The hidden cost of school bus crashes

Preventing just one brain or spinal injury caused by a school bus crash would save the community up to $15 million, a senior surgeon believes.

Professor Danny Cass, the Westmead Children’s Hospital trauma head, views the absence of seatbelts on rural and regional school buses as a “disaster waiting to happen”.

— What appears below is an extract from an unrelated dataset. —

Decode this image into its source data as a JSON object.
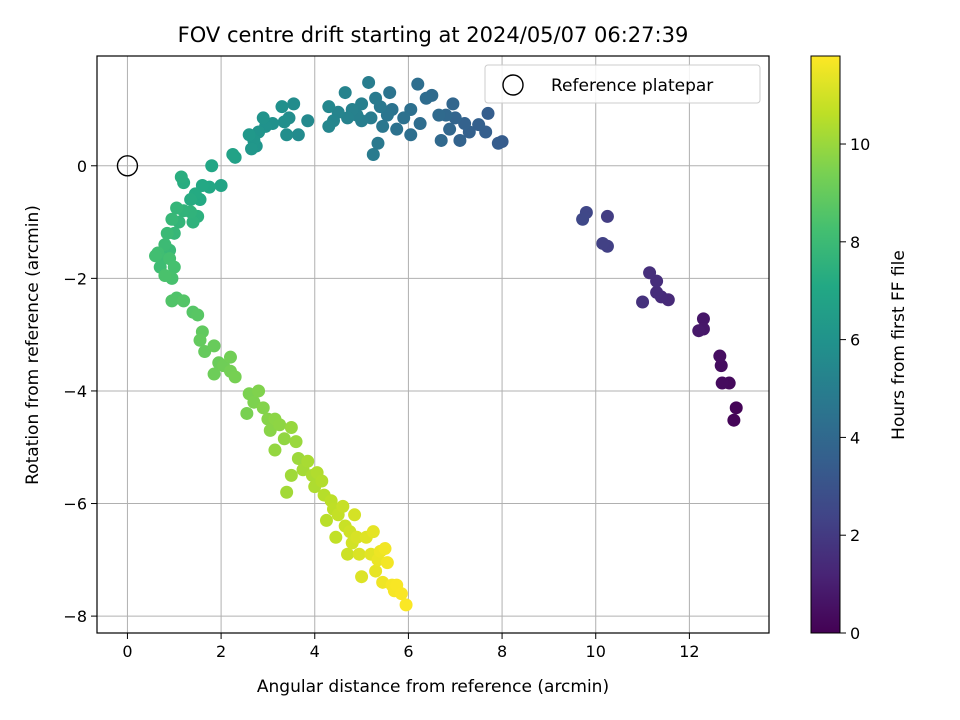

“It’s just a matter of time before we see a crash (causing) severe head and spinal injuries, which are incredibly costly to the community and devastating to the child and the family,” professor Cass said.

He estimated the lifelong treatment of a person stricken with a severe spinal injury – a likely injury in vehicle accidents were passengers are unrestrained – was between $13 million and $15 million. By comparison, the federal government has spent just $3 million over the past four years encouraging private bus companies to voluntarily install the lifesaving devices.

In the event of a catastrophic bus crush, responsibility would likely fall on the respected surgeon and his team to treat the young victims. Injuries from a high speed crash would be horrific.

 “We’ve been lucky, I’ve only been involved in three bus crashes and the worst injury was damage to a child’s liver,” professor Cass said.

“But those cases were very much near misses and it’s always disturbed me that school children are still being neglected…a lot of the school bus feel are just cattle wagons.

 “As a society we’ve been totally neglectful and in my opinion as a surgeon, the cost of doing something about it is immaterial. We have a duty of care to protect our children and costs should not be a factor in making sure they get to and from school safely.”

In the past decade, 624 people in NSW aged between five and 20 have been injured in a bus crash, according to Transport for NSW. The severity of those injuries was not recorded.

Professor Cass said students travelling on rural and regional routes are at particular risk because those areas are have less medical resources to quickly and adequately handle a mass casualty event.

He said seatbelts should have been mandatory on all new buses following two disastrous bus crashes on the NSW north coast in 1989.

 “We have neglected our children for over 20 years by not requiring seatbelts to be installed at the point of manufacture,” he said.